As the stubborn grip of racial injustice, not to mention a global pandemic, continues to threaten our daily life, these three new albums from mega-talented artists are providing relief and insight.
Since George Floyd’s death at the hands of Minneapolis police in May, KHOL has been increasingly focusing on music that speaks to the Black Lives Matter movement—playing civil rights-era protest songs, thematic tracks from modern luminaries, along with songs new and old that celebrate the Black experience. With their new album, “Untitled (Black Is),” mysterious band SAULT has collected all of those voices, sentiments and demands for justice into one unbreakable statement that’s filled with creativity and passion.
“Untitled (Black Is)” cuts to the root of the problem, exposes it, laments it, and perseveres. The track “Stop Dem” throbs with urgency and concludes with repeated commands to end racism. “Wildfires” contains a serene plea for corrupt police officers to relinquish their badges. Interludes “X”, “Us” and “This Generation” feature poignant spoken words. Meanwhile, the closing track, “Pray Up Stay Up,” rejoices with a hopeful look towards a brighter, more inclusive future. It’s an album that will shift your perspective while leaving you buzzing with inspiration, hope, and awe.
If SAULT drops knowledge with a warm and strong embrace, El-P & Killer Mike (a.k.a. Jamie Meline and Michael Render) of Run the Jewels are ice cold and relentless. “The Yankee and The Brave” come full metal jacket on their latest album, “RTJ4,” with new twists, turns and trunk-rattling funk.

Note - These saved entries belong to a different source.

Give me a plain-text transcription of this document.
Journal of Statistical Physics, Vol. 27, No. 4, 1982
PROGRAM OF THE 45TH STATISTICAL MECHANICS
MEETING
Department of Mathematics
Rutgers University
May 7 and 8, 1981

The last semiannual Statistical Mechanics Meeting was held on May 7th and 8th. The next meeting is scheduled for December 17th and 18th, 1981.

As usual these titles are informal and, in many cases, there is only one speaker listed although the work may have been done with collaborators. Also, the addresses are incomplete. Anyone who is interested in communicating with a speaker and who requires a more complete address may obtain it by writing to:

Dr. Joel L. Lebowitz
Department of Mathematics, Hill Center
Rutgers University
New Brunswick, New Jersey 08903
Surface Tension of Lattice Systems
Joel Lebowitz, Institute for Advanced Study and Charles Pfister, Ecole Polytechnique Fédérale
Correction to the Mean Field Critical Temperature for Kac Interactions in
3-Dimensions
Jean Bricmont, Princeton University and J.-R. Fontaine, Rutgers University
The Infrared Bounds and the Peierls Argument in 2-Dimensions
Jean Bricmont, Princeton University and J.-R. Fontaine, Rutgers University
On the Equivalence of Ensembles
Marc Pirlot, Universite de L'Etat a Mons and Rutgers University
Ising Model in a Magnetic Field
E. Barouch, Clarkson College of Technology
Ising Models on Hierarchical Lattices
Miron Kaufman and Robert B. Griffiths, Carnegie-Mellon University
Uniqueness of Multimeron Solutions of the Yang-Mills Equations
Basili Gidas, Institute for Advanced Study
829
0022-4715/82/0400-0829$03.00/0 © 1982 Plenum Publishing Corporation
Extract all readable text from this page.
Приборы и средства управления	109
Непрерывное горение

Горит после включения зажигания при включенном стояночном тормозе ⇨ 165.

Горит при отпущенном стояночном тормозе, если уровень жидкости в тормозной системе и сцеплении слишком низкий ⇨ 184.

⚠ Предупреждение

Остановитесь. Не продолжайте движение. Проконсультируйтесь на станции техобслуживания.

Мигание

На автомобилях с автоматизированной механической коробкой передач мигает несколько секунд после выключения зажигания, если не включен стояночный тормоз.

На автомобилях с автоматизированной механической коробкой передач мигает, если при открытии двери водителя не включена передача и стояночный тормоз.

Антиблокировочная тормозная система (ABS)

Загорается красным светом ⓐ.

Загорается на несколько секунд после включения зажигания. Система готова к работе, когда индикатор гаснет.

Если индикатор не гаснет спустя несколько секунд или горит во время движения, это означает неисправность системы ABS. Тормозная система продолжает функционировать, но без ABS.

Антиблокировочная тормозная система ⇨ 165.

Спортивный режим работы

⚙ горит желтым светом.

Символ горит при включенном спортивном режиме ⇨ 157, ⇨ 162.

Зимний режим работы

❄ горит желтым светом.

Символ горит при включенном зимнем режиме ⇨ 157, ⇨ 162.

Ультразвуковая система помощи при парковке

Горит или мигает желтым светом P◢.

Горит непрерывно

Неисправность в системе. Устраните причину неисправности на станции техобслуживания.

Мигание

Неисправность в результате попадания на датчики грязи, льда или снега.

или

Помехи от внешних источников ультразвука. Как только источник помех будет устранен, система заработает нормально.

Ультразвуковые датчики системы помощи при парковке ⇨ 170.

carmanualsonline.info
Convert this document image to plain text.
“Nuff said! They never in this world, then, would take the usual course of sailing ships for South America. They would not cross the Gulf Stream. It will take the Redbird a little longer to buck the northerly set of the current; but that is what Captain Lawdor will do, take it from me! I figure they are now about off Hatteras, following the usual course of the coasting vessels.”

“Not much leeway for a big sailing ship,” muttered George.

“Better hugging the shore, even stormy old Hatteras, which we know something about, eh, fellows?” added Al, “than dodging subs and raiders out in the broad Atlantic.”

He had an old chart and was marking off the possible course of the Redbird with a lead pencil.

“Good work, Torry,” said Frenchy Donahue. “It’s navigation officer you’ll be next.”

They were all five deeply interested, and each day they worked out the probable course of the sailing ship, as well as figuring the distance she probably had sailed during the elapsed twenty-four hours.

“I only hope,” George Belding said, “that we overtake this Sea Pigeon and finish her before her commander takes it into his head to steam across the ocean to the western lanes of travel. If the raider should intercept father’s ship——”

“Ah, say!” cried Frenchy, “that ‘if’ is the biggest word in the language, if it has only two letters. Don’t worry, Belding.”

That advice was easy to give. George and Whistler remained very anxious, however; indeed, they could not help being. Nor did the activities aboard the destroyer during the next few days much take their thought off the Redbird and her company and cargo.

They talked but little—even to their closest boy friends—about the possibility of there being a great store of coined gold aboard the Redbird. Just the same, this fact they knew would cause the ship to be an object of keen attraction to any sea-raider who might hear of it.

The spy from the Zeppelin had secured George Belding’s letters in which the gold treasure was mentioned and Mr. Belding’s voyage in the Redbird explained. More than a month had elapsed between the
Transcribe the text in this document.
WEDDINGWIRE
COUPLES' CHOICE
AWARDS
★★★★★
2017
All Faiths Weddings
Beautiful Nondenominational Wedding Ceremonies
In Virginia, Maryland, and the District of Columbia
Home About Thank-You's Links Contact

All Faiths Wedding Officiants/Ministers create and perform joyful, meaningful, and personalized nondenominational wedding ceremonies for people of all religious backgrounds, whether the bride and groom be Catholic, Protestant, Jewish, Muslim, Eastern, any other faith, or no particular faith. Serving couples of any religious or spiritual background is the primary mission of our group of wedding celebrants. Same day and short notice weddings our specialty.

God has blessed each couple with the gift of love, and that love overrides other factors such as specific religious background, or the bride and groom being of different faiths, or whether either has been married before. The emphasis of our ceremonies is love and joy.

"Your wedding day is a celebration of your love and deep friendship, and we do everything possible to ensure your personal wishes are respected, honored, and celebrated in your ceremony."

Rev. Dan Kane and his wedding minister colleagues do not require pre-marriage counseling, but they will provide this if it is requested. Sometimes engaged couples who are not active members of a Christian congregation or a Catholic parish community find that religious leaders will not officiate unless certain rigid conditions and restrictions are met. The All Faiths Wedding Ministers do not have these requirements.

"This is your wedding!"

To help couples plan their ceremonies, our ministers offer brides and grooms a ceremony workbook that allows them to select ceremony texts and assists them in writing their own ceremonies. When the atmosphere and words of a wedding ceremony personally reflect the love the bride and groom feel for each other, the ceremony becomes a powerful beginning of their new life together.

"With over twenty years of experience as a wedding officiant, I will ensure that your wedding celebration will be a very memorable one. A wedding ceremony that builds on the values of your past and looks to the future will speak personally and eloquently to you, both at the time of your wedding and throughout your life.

Right from the start producer El-P’s lights a flame to gasoline as the two nimble emcees tear up tracks with an appetite for destruction. Two of the first three offerings feature El-P tackling reinterpretations of tried and true hip-hop classics from Mount Rushmore producers DJ Premier and Dr. Dre (Gang Starr’s “DWYCK” on “Ooh La La” and D.O.C.’s “Funky Enough” on “Out of Sight”). Where most would be doomed to fail, El-P deftly injects the essence of the originals with his dark, brooding and energetic style that’s been snappin’ necks since he came on the scene with Company Flow circa the ’90s.
Though packed with laugh-out-loud braggadocio, El-P and Killer Mike’s lyrical content is heavier and more topical than ever. Full of anger, disgust, and dangerous intelligence, the two take on corporate greed, systemic racism, corrupt cops and the apocalypse. Run the Jewels once again illustrate they’re tops in the game, with each new album an improvement from the last. Stay tuned for their next release, “RTJ5.”
For a reprieve from Run the Jewels’ brand of intensity, Khruangbin’s new album, “Mordechai,” chills things down to an inviting, meditative thump. The trio from Texas brings their uncategorizable style to 10 new tracks featuring hints of disco, Afro-pop, Latin funk, French new wave and of course the ever-present dubbed out bass lines they’re famous for.
What sets “Mordechai” apart from previous, mostly instrumental endeavors is the presence of vocals on nearly every song. Vocal arrangements are central to tracks like “Time (You and I),” reflecting on a desire to build a future with someone, “Connaissais de Face,” featuring a seductive dialogue between ex-lovers, and “So We Won’t Forget,” which holds on tight to those punch-to-the-gut early butterflies of love.
A desert vacation sensation permeates throughout with toe-tapping guitar licks, punchy hits, and percussion bits, just the right amount of jangle coupled with playful yet poignant vocals. Khruangbin continues its golden track record of vibe-heavy music. So sit back, relax, and let it soak your soul.
On the singles front, we’re spinning new offerings from Roy Ayers, Subatomic Soundsystem, Boys Noize, LEISURE, and Tricky.